RE: The Times18 Sep 2024 10:38
Travel demand came back with a vengeance when lockdown restrictions were lifted, with operating profits doubling in 2023 to a record €3.5 billion. So far this demand has held up well, with passenger revenue up 11 per cent in the first half of this year, alongside a 7.5 per cent increase in capacity. This meant passenger revenue per available seat kilometre, an important industry metric, rose 2 per cent to €8.33.
The group’s operating margin did drop 0.4 percentage points to 8.9 per cent thanks to higher costs.
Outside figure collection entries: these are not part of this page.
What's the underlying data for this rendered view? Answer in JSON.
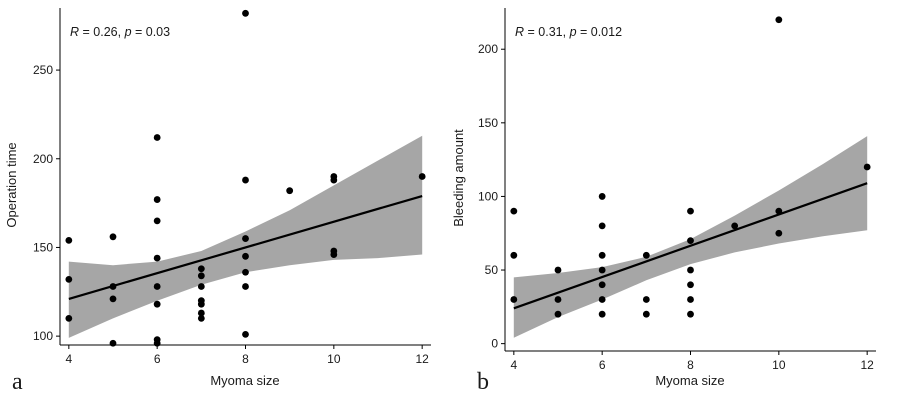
{
  "chart_data": [
    {
      "type": "scatter",
      "panel_letter": "a",
      "xlabel": "Myoma size",
      "ylabel": "Operation time",
      "annotation": {
        "r_symbol": "R",
        "r_value": " = 0.26, ",
        "p_symbol": "p",
        "p_value": " = 0.03"
      },
      "xlim": [
        3.8,
        12.2
      ],
      "ylim": [
        95,
        285
      ],
      "xticks": [
        4,
        6,
        8,
        10,
        12
      ],
      "yticks": [
        100,
        150,
        200,
        250
      ],
      "grid": false,
      "points": [
        {
          "x": 4,
          "y": 154
        },
        {
          "x": 4,
          "y": 132
        },
        {
          "x": 4,
          "y": 110
        },
        {
          "x": 5,
          "y": 156
        },
        {
          "x": 5,
          "y": 128
        },
        {
          "x": 5,
          "y": 121
        },
        {
          "x": 5,
          "y": 96
        },
        {
          "x": 6,
          "y": 212
        },
        {
          "x": 6,
          "y": 177
        },
        {
          "x": 6,
          "y": 165
        },
        {
          "x": 6,
          "y": 144
        },
        {
          "x": 6,
          "y": 128
        },
        {
          "x": 6,
          "y": 118
        },
        {
          "x": 6,
          "y": 98
        },
        {
          "x": 6,
          "y": 96
        },
        {
          "x": 7,
          "y": 138
        },
        {
          "x": 7,
          "y": 134
        },
        {
          "x": 7,
          "y": 128
        },
        {
          "x": 7,
          "y": 120
        },
        {
          "x": 7,
          "y": 118
        },
        {
          "x": 7,
          "y": 113
        },
        {
          "x": 7,
          "y": 110
        },
        {
          "x": 8,
          "y": 282
        },
        {
          "x": 8,
          "y": 188
        },
        {
          "x": 8,
          "y": 155
        },
        {
          "x": 8,
          "y": 145
        },
        {
          "x": 8,
          "y": 136
        },
        {
          "x": 8,
          "y": 128
        },
        {
          "x": 8,
          "y": 101
        },
        {
          "x": 9,
          "y": 182
        },
        {
          "x": 10,
          "y": 190
        },
        {
          "x": 10,
          "y": 188
        },
        {
          "x": 10,
          "y": 148
        },
        {
          "x": 10,
          "y": 146
        },
        {
          "x": 12,
          "y": 190
        }
      ],
      "fit_line": {
        "x": [
          4,
          12
        ],
        "y": [
          121,
          179
        ]
      },
      "confidence_band": {
        "x": [
          4,
          5,
          6,
          7,
          8,
          9,
          10,
          11,
          12
        ],
        "lower": [
          99,
          110,
          120,
          129,
          136,
          140,
          143,
          144,
          146
        ],
        "upper": [
          142,
          140,
          142,
          148,
          159,
          171,
          185,
          199,
          213
        ]
      }
    },
    {
      "type": "scatter",
      "panel_letter": "b",
      "xlabel": "Myoma size",
      "ylabel": "Bleeding amount",
      "annotation": {
        "r_symbol": "R",
        "r_value": " = 0.31, ",
        "p_symbol": "p",
        "p_value": " = 0.012"
      },
      "xlim": [
        3.8,
        12.2
      ],
      "ylim": [
        -5,
        228
      ],
      "xticks": [
        4,
        6,
        8,
        10,
        12
      ],
      "yticks": [
        0,
        50,
        100,
        150,
        200
      ],
      "grid": false,
      "points": [
        {
          "x": 4,
          "y": 90
        },
        {
          "x": 4,
          "y": 60
        },
        {
          "x": 4,
          "y": 30
        },
        {
          "x": 5,
          "y": 50
        },
        {
          "x": 5,
          "y": 30
        },
        {
          "x": 5,
          "y": 20
        },
        {
          "x": 6,
          "y": 100
        },
        {
          "x": 6,
          "y": 80
        },
        {
          "x": 6,
          "y": 60
        },
        {
          "x": 6,
          "y": 50
        },
        {
          "x": 6,
          "y": 40
        },
        {
          "x": 6,
          "y": 30
        },
        {
          "x": 6,
          "y": 20
        },
        {
          "x": 7,
          "y": 60
        },
        {
          "x": 7,
          "y": 30
        },
        {
          "x": 7,
          "y": 20
        },
        {
          "x": 8,
          "y": 90
        },
        {
          "x": 8,
          "y": 70
        },
        {
          "x": 8,
          "y": 50
        },
        {
          "x": 8,
          "y": 40
        },
        {
          "x": 8,
          "y": 30
        },
        {
          "x": 8,
          "y": 20
        },
        {
          "x": 9,
          "y": 80
        },
        {
          "x": 10,
          "y": 220
        },
        {
          "x": 10,
          "y": 90
        },
        {
          "x": 10,
          "y": 75
        },
        {
          "x": 12,
          "y": 120
        }
      ],
      "fit_line": {
        "x": [
          4,
          12
        ],
        "y": [
          24,
          109
        ]
      },
      "confidence_band": {
        "x": [
          4,
          5,
          6,
          7,
          8,
          9,
          10,
          11,
          12
        ],
        "lower": [
          4,
          18,
          30,
          43,
          54,
          62,
          68,
          73,
          77
        ],
        "upper": [
          45,
          48,
          52,
          59,
          71,
          87,
          104,
          122,
          141
        ]
      }
    }
  ],
  "colors": {
    "points": "#000000",
    "fit_line": "#000000",
    "confidence_band": "#a6a6a6",
    "axis": "#000000"
  }
}
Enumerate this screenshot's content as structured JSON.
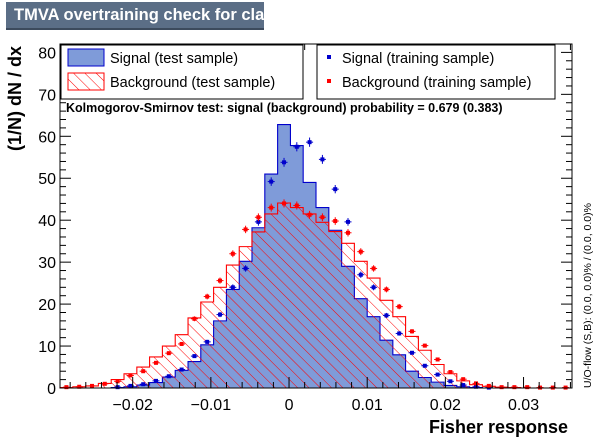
{
  "title": "TMVA overtraining check for classifier: Fisher",
  "colors": {
    "signal_fill": "#7f9bd9",
    "signal_line": "#0000cc",
    "signal_marker": "#0000cc",
    "background_line": "#ff0000",
    "background_marker": "#ff0000",
    "title_bg": "#5b6e86"
  },
  "legend_left": {
    "entries": [
      {
        "label": "Signal (test sample)",
        "style": "filled-box"
      },
      {
        "label": "Background (test sample)",
        "style": "hatched-box"
      }
    ]
  },
  "legend_right": {
    "entries": [
      {
        "label": "Signal (training sample)",
        "style": "marker"
      },
      {
        "label": "Background (training sample)",
        "style": "marker"
      }
    ]
  },
  "ks_text": "Kolmogorov-Smirnov test: signal (background) probability = 0.679 (0.383)",
  "overflow_text": "U/O-flow (S,B): (0.0, 0.0)% / (0.0, 0.0)%",
  "chart_data": {
    "type": "histogram",
    "xlabel": "Fisher response",
    "ylabel": "(1/N) dN / dx",
    "xlim": [
      -0.0293,
      0.0362
    ],
    "ylim": [
      0,
      82
    ],
    "x_ticks": [
      -0.02,
      -0.01,
      0,
      0.01,
      0.02,
      0.03
    ],
    "x_tick_labels": [
      "−0.02",
      "−0.01",
      "0",
      "0.01",
      "0.02",
      "0.03"
    ],
    "y_ticks": [
      0,
      10,
      20,
      30,
      40,
      50,
      60,
      70,
      80
    ],
    "y_tick_labels": [
      "0",
      "10",
      "20",
      "30",
      "40",
      "50",
      "60",
      "70",
      "80"
    ],
    "bin_edges": [
      -0.0293,
      -0.02766,
      -0.02602,
      -0.02439,
      -0.02275,
      -0.02111,
      -0.01947,
      -0.01784,
      -0.0162,
      -0.01456,
      -0.01292,
      -0.01129,
      -0.00965,
      -0.00801,
      -0.00637,
      -0.00474,
      -0.0031,
      -0.00146,
      0.00018,
      0.00181,
      0.00345,
      0.00509,
      0.00673,
      0.00836,
      0.01,
      0.01164,
      0.01328,
      0.01491,
      0.01655,
      0.01819,
      0.01983,
      0.02146,
      0.0231,
      0.02474,
      0.02638,
      0.02801,
      0.02965,
      0.03129,
      0.03293,
      0.03456,
      0.0362
    ],
    "series": [
      {
        "name": "Signal (test sample)",
        "style": "filled",
        "values": [
          0,
          0,
          0,
          0,
          0.1,
          0.3,
          0.7,
          1.3,
          2.6,
          4.2,
          6.3,
          10.3,
          16.0,
          23.5,
          30.2,
          38.2,
          51.0,
          62.8,
          57.8,
          49.0,
          43.0,
          37.6,
          29.0,
          21.3,
          17.0,
          11.4,
          7.9,
          4.0,
          2.5,
          1.4,
          0.6,
          0.3,
          0.1,
          0,
          0,
          0,
          0,
          0,
          0,
          0
        ]
      },
      {
        "name": "Background (test sample)",
        "style": "hatched",
        "values": [
          0.1,
          0.3,
          0.5,
          1.1,
          2.0,
          3.4,
          5.0,
          7.4,
          10.0,
          12.7,
          16.7,
          20.5,
          24.0,
          29.3,
          33.7,
          37.2,
          41.5,
          44.1,
          43.0,
          41.5,
          39.5,
          37.3,
          34.5,
          30.2,
          26.2,
          20.9,
          17.0,
          12.3,
          9.0,
          5.6,
          3.4,
          1.7,
          0.8,
          0.4,
          0.2,
          0.1,
          0,
          0,
          0,
          0
        ]
      },
      {
        "name": "Signal (training sample)",
        "style": "markers",
        "values": [
          0,
          0,
          0,
          0,
          0.2,
          0.5,
          0.9,
          1.7,
          2.8,
          4.4,
          7.6,
          11.0,
          17.5,
          24.0,
          28.5,
          39.6,
          49.2,
          53.8,
          57.5,
          58.6,
          54.5,
          47.4,
          39.6,
          27.0,
          24.0,
          17.3,
          13.0,
          8.4,
          5.3,
          3.2,
          1.6,
          0.7,
          0.3,
          0.1,
          0,
          0,
          0,
          0,
          0,
          0
        ]
      },
      {
        "name": "Background (training sample)",
        "style": "markers",
        "values": [
          0.2,
          0.3,
          0.5,
          1.0,
          1.6,
          3.0,
          4.0,
          6.0,
          8.3,
          10.5,
          16.5,
          21.8,
          25.6,
          32.0,
          37.8,
          40.7,
          43.0,
          44.0,
          43.5,
          41.3,
          40.7,
          39.8,
          37.0,
          32.5,
          28.5,
          23.5,
          19.4,
          13.5,
          10.1,
          6.8,
          3.8,
          2.1,
          1.1,
          0.5,
          0.2,
          0.2,
          0.2,
          0.1,
          0.1,
          0.1
        ]
      }
    ]
  }
}
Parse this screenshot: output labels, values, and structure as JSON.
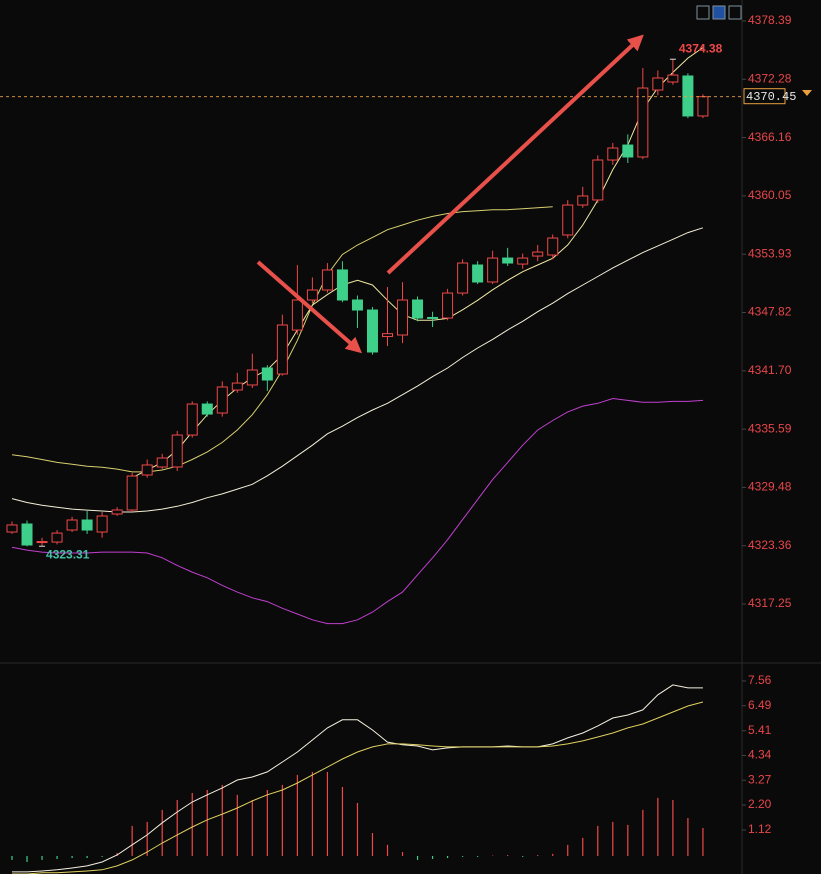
{
  "chart_data": [
    {
      "type": "candlestick",
      "ylim": [
        4311.38,
        4380.59
      ],
      "yticks": [
        4378.39,
        4372.28,
        4366.16,
        4360.05,
        4353.93,
        4347.82,
        {
          "value": 4341.7,
          "label": "4341.70"
        },
        4335.59,
        4329.48,
        4323.36,
        4317.25
      ],
      "up_color": "#f04848",
      "down_color": "#3ed08a",
      "tick_color": "#e8464a",
      "current_price": 4370.45,
      "current_color": "#e8a040",
      "high_label": 4374.38,
      "low_label": 4323.31,
      "high_color": "#f04848",
      "low_color": "#46c0a8",
      "open": [
        4324.8,
        4325.64,
        4323.7,
        4323.75,
        4325.01,
        4326.06,
        4324.8,
        4326.69,
        4327.11,
        4330.78,
        4331.62,
        4331.62,
        4334.97,
        4338.22,
        4337.28,
        4339.69,
        4340.22,
        4342.0,
        4341.37,
        4345.98,
        4349.13,
        4350.18,
        4352.28,
        4349.13,
        4348.08,
        4345.3,
        4345.46,
        4349.13,
        4347.3,
        4347.24,
        4349.86,
        4352.8,
        4351.02,
        4353.53,
        4352.9,
        4353.74,
        4353.85,
        4355.95,
        4359.09,
        4359.62,
        4363.81,
        4365.38,
        4364.13,
        4371.15,
        4371.99,
        4372.62,
        4368.43
      ],
      "high": [
        4325.9,
        4326.0,
        4324.2,
        4325.0,
        4326.4,
        4327.0,
        4326.9,
        4327.4,
        4331.0,
        4332.4,
        4333.0,
        4335.4,
        4338.5,
        4338.5,
        4340.6,
        4341.5,
        4343.5,
        4342.3,
        4347.6,
        4352.8,
        4351.5,
        4353.0,
        4353.2,
        4349.6,
        4348.4,
        4350.5,
        4351.0,
        4349.5,
        4347.9,
        4350.3,
        4353.4,
        4353.2,
        4354.3,
        4354.6,
        4354.0,
        4354.9,
        4356.0,
        4359.6,
        4361.0,
        4364.3,
        4365.6,
        4366.5,
        4373.46,
        4373.2,
        4374.38,
        4372.9,
        4370.7
      ],
      "low": [
        4324.6,
        4323.3,
        4323.31,
        4323.5,
        4324.8,
        4324.6,
        4324.2,
        4326.5,
        4326.9,
        4330.5,
        4331.4,
        4331.2,
        4334.7,
        4336.9,
        4336.9,
        4339.4,
        4339.9,
        4339.6,
        4341.2,
        4345.5,
        4348.8,
        4349.9,
        4348.9,
        4346.2,
        4343.4,
        4344.3,
        4344.6,
        4346.9,
        4346.3,
        4347.0,
        4349.6,
        4350.8,
        4350.8,
        4352.7,
        4352.4,
        4353.2,
        4353.4,
        4355.6,
        4358.8,
        4359.3,
        4363.3,
        4363.5,
        4363.9,
        4370.6,
        4371.7,
        4368.2,
        4368.2
      ],
      "close": [
        4325.54,
        4323.44,
        4323.8,
        4324.69,
        4326.06,
        4325.01,
        4326.48,
        4327.11,
        4330.67,
        4331.83,
        4332.56,
        4334.97,
        4338.22,
        4337.17,
        4340.01,
        4340.42,
        4341.79,
        4340.74,
        4346.51,
        4349.13,
        4350.18,
        4352.28,
        4349.13,
        4348.08,
        4343.68,
        4345.6,
        4349.13,
        4347.24,
        4347.2,
        4349.86,
        4353.01,
        4351.02,
        4353.53,
        4353.01,
        4353.53,
        4354.16,
        4355.63,
        4359.09,
        4360.04,
        4363.81,
        4365.07,
        4364.13,
        4371.36,
        4372.41,
        4372.72,
        4368.43,
        4370.45
      ],
      "lines": [
        {
          "color": "#d8d070",
          "values": [
            4332.9,
            4332.7,
            4332.4,
            4332.1,
            4331.9,
            4331.7,
            4331.6,
            4331.4,
            4331.1,
            4331.1,
            4331.3,
            4331.7,
            4332.4,
            4333.2,
            4334.2,
            4335.5,
            4337.1,
            4339.2,
            4341.8,
            4344.9,
            4348.6,
            4351.8,
            4353.9,
            4354.9,
            4355.7,
            4356.5,
            4357.0,
            4357.5,
            4357.9,
            4358.2,
            4358.4,
            4358.5,
            4358.6,
            4358.6,
            4358.7,
            4358.8,
            4358.9,
            null,
            null,
            null,
            null,
            null,
            null,
            null,
            null,
            null,
            null
          ]
        },
        {
          "color": "#f0eaa0",
          "values": [
            null,
            null,
            null,
            null,
            null,
            null,
            null,
            null,
            4330.5,
            4331.3,
            4332.1,
            4333.4,
            4335.3,
            4337.1,
            4338.6,
            4339.9,
            4341.0,
            4341.8,
            4343.4,
            4346.0,
            4348.6,
            4349.7,
            4350.7,
            4351.2,
            4350.7,
            4349.1,
            4347.6,
            4347.0,
            4347.0,
            4347.2,
            4348.1,
            4349.1,
            4350.2,
            4351.2,
            4352.1,
            4352.8,
            4353.5,
            4354.9,
            4357.0,
            4359.6,
            4362.8,
            4365.4,
            4369.1,
            4371.4,
            4373.0,
            4374.5,
            4375.6
          ]
        },
        {
          "color": "#f4f0d8",
          "values": [
            4328.3,
            4327.9,
            4327.6,
            4327.4,
            4327.2,
            4327.1,
            4327.0,
            4326.9,
            4326.9,
            4327.0,
            4327.2,
            4327.5,
            4327.9,
            4328.4,
            4328.8,
            4329.3,
            4329.8,
            4330.7,
            4331.7,
            4332.8,
            4333.9,
            4335.1,
            4335.9,
            4336.8,
            4337.6,
            4338.3,
            4339.2,
            4340.1,
            4341.1,
            4342.0,
            4343.1,
            4344.1,
            4345.0,
            4346.0,
            4346.9,
            4347.9,
            4348.8,
            4349.8,
            4350.7,
            4351.6,
            4352.5,
            4353.3,
            4354.1,
            4354.8,
            4355.5,
            4356.2,
            4356.7
          ]
        },
        {
          "color": "#c040d0",
          "values": [
            4323.2,
            4322.9,
            4322.7,
            4322.6,
            4322.6,
            4322.6,
            4322.7,
            4322.7,
            4322.7,
            4322.6,
            4322.1,
            4321.3,
            4320.6,
            4320.0,
            4319.2,
            4318.5,
            4317.9,
            4317.5,
            4316.8,
            4316.2,
            4315.6,
            4315.2,
            4315.2,
            4315.6,
            4316.4,
            4317.5,
            4318.5,
            4320.3,
            4322.1,
            4324.0,
            4326.1,
            4328.2,
            4330.3,
            4332.1,
            4333.9,
            4335.5,
            4336.5,
            4337.4,
            4338.0,
            4338.3,
            4338.8,
            4338.6,
            4338.4,
            4338.4,
            4338.5,
            4338.5,
            4338.6
          ]
        }
      ]
    },
    {
      "type": "combo",
      "ylim": [
        -0.78,
        8.12
      ],
      "yticks": [
        7.56,
        6.49,
        5.41,
        4.34,
        3.27,
        {
          "value": 2.2,
          "label": "2.20"
        },
        1.12
      ],
      "tick_color": "#e8464a",
      "up_color": "#f04848",
      "down_color": "#3ed08a",
      "series": [
        {
          "kind": "bar",
          "values": [
            -0.17,
            -0.26,
            -0.17,
            -0.13,
            -0.09,
            -0.09,
            -0.04,
            0.13,
            1.3,
            1.47,
            1.99,
            2.42,
            2.72,
            2.85,
            3.07,
            2.64,
            2.42,
            2.85,
            3.07,
            3.5,
            3.63,
            3.63,
            2.98,
            2.29,
            0.99,
            0.48,
            0.17,
            -0.17,
            -0.13,
            -0.09,
            -0.04,
            -0.04,
            0.02,
            0.04,
            -0.04,
            0.04,
            0.09,
            0.48,
            0.78,
            1.3,
            1.47,
            1.34,
            1.99,
            2.51,
            2.42,
            1.64,
            1.21
          ]
        },
        {
          "kind": "line",
          "color": "#f4f0e0",
          "values": [
            -0.69,
            -0.69,
            -0.65,
            -0.6,
            -0.52,
            -0.43,
            -0.26,
            0.04,
            0.48,
            0.91,
            1.43,
            1.9,
            2.33,
            2.64,
            2.94,
            3.28,
            3.41,
            3.63,
            4.06,
            4.49,
            5.01,
            5.53,
            5.88,
            5.88,
            5.44,
            4.92,
            4.8,
            4.75,
            4.58,
            4.67,
            4.71,
            4.71,
            4.71,
            4.75,
            4.71,
            4.71,
            4.84,
            5.1,
            5.31,
            5.62,
            5.96,
            6.09,
            6.31,
            6.96,
            7.39,
            7.26,
            7.26
          ]
        },
        {
          "kind": "line",
          "color": "#e0d060",
          "values": [
            -0.78,
            -0.78,
            -0.73,
            -0.73,
            -0.69,
            -0.65,
            -0.6,
            -0.43,
            -0.17,
            0.17,
            0.56,
            0.91,
            1.25,
            1.56,
            1.81,
            2.07,
            2.38,
            2.64,
            2.85,
            3.15,
            3.5,
            3.84,
            4.19,
            4.49,
            4.71,
            4.84,
            4.84,
            4.8,
            4.75,
            4.71,
            4.71,
            4.71,
            4.71,
            4.71,
            4.71,
            4.71,
            4.75,
            4.84,
            4.97,
            5.14,
            5.31,
            5.53,
            5.7,
            5.96,
            6.22,
            6.48,
            6.65
          ]
        }
      ]
    }
  ]
}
The group has been investing to improve service levels, hiring an additional 7,000 staff in the first six months of the year, with employee costs rising by roughly 13 per cent.
Still, it looks on track to achieve its medium-term targets of operating margins between 12 and 15 per cent, return on invested capital somewhere between 13 and 16 per cent, and capacity growth — measured by available seat kilometres — of 4 per cent to 5 per cent per annum up until 2026. All, other than its margin, landed on target for the first half of the year.
The shares trade at just 4.8 times forward earnings, on the lower end of London-listed airline operators and at a discount to its peer Lufthansa, which trades at a multiple of 6.9. Air France-KLM trades at a lower 3.4 times forward earnings after the shares took a hit during the summer, as a significant number of would-be visitors avoided booking trips to Paris during the Olympics.